With growing oil supply concerns and unprecedented price volatility on one hand and the advent of carbon policies around the world on the other, I expect that the next decade will see an unprecedented level of new investment in geothermal. Reinforcement of our own views on geothermal market growth comes from several market research studies forecasting that geothermal generation will nearly double between now and 2015, with installed capacity exceeding 20,000 MW worldwide and nearly 6,000 MW in the U.S. In fact, Emerging Energy Research reports that ”The global geothermal pipeline already exceeds 9,000 MW of projects under development – which, if executed to completion, will nearly double the installed global geothermal capacity built up over the past 30 years.” For its part, the GEA identifies about 5,500 MW of new geothermal power plant capacity under development in the U.S.

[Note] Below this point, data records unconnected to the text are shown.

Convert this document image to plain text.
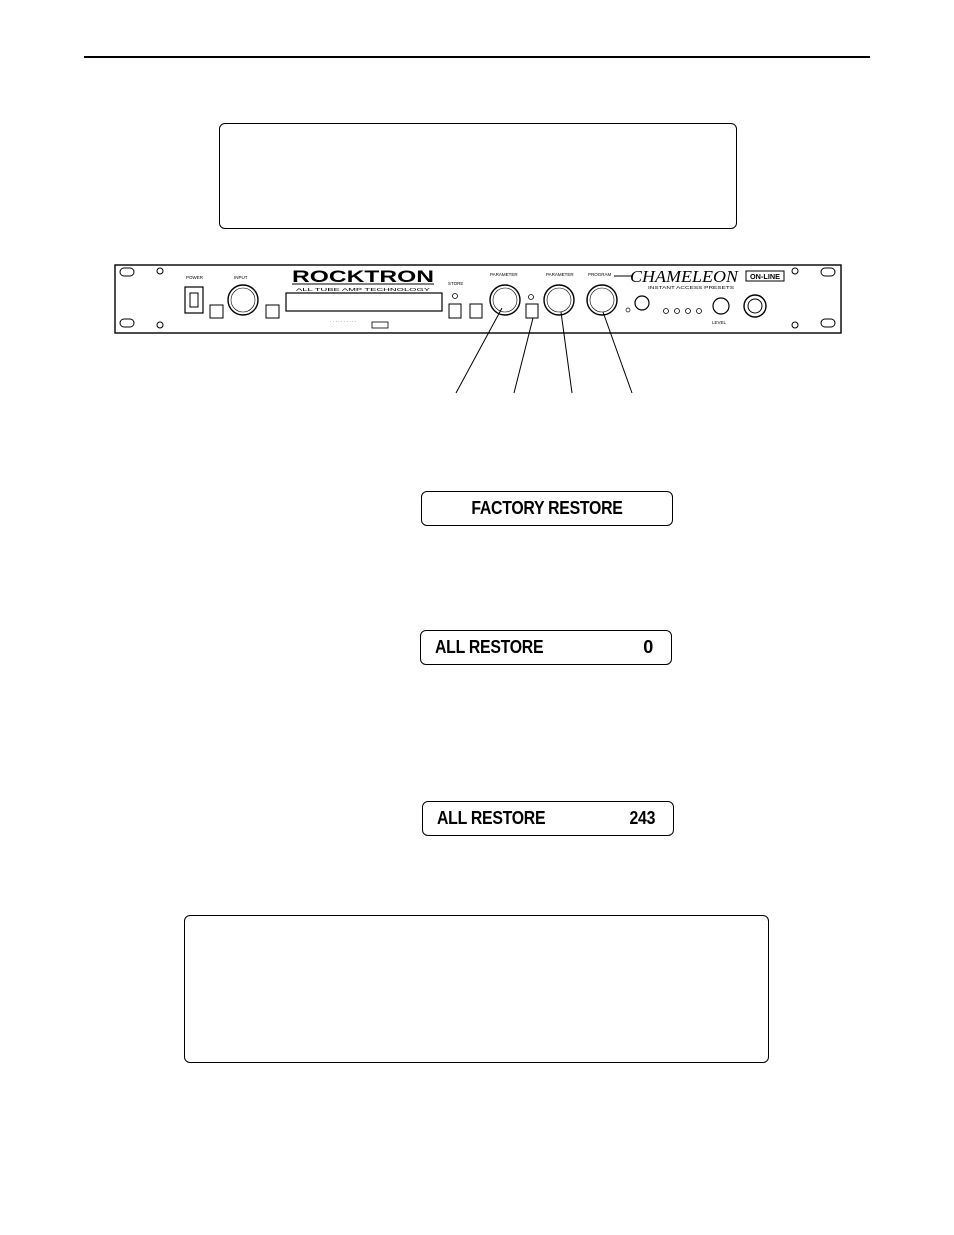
POWER	INPUT	ROCKTRON
ALL TUBE AMP TECHNOLOGY
· · · · · · · · · ·
STORE
PARAMETER	PARAMETER	PROGRAM CHAMELEON
INSTANT ACCESS PRESETS
ON-LINE
LEVEL
FACTORY RESTORE
ALL RESTORE	0
ALL RESTORE	243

To keep this article to a manageable size I elected to cut it in two pieces with Part II containing a look at the future of geothermal energy, key trends and technology developments and, most importantly, the geothermal stocks we like here at But I could not leave you here without at least one stock recommendation.

No, it is not Magma. We fear the stock got overhyped and with a market cap of some $461M Magma is a little too frothy for our taste. Granted, their CEO Ross Beaty is legendary for successfully building and divesting mining companies, and their projects portfolio looks impressive, but the company today produces a grand total of 8 Megawatts (Net). If you are to pick only one geothermal stock, it has to be Ormat Technologies, Inc (NYSE:ORA).. They are the big go-to play in this sector and will remain the leader for a long time to come. Their technology, directly or indirectly, powers over half of the new geothermal capacity added in the last 12 months. Their financials are impeccable. In the 12 months ended June 30, 2009 they grew their revenue by 44% and their earnings by 45%. Not bad in the midst of a global recession. Despite the recent price weakness, this is a long-term buy.